According to the Southwest Coordination Center, the potential for significant wildland fire activity in 2007 for the Southwest is above normal for much of Arizona and the Four Corners area.
Payson Fire Chief Marty deMasi said his department is well aware of the potential, and is prepared for above-average fire danger.
There are many reasons this season is dangerous, deMasi said. The drought is ongoing, there is a lot of fuel in the area and more people are visiting the Rim Country.
"Fortunately, we have had some rain lately, but it also means grass will grow and (eventually) dry out," he said. "Come May and June, it is going to be a tough fire season."
According to the SWCC, the most recent U.S. Drought Monitor image shows western portions of the Southwest are in a severe-to-extreme drought.
This, according to the SWCC report, could lead to an increased amount of dead fuel and unusually low moisture in both live and dead fuels.
The Payson fire chief said people must be extremely careful this year with fire, adding this year's danger is about the same as last year.
"We have been very fortunate," he said. "Everyone is working together, and we have been lucky."

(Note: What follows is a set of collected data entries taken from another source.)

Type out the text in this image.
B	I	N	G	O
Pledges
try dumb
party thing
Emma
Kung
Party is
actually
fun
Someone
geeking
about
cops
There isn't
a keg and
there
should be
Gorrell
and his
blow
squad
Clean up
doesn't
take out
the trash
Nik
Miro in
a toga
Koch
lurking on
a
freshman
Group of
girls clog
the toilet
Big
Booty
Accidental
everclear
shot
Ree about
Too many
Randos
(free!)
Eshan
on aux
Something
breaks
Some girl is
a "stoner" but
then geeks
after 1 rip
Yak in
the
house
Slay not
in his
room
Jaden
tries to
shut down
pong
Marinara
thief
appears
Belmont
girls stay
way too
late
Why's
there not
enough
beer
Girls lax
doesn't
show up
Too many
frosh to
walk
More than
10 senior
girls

DeMasi said firebreaks were constructed in the spring and summer of 2006, and piles of brush and debris are currently being burned.
Diamond Star Fire Department Chief Gary Hatch said the newest projection from the Arizona State Land Department is that the 2007 fire season will be above normal.
"At the end of April, we dry up on moisture, and we are way behind," Hatch said.
"We are dry. It does look like it could be major," he said. "The forest is just getting thicker and thicker, and forest fires are increasing."
DeMasi said education is the key to fire prevention. Area fire departments will be holding a Firewise workshop from 9 a.m. to noon, April 28 at Gila Community College.
Hatch added residents should contact their local fire departments to have Firewise inspections done on their homes.
"We have got to take action if we want to protect communities," he said. "The potential for a catastrophic fire gets worse every year, so we have to do more preparation."
The U.S. Forest Service has approved $2.3 million for the 2007 fiscal year for Payson and Verde thinning projects.
These forest thinning projects, identified as priority acres in the Rim Country Community Wildfire Protection Plan, will effectively reduce the risk of wildfire to 17 communities in Gila County.
The $2.3 million, deMasi said, will definitely help.
"We support what the Forest Service is doing," he said.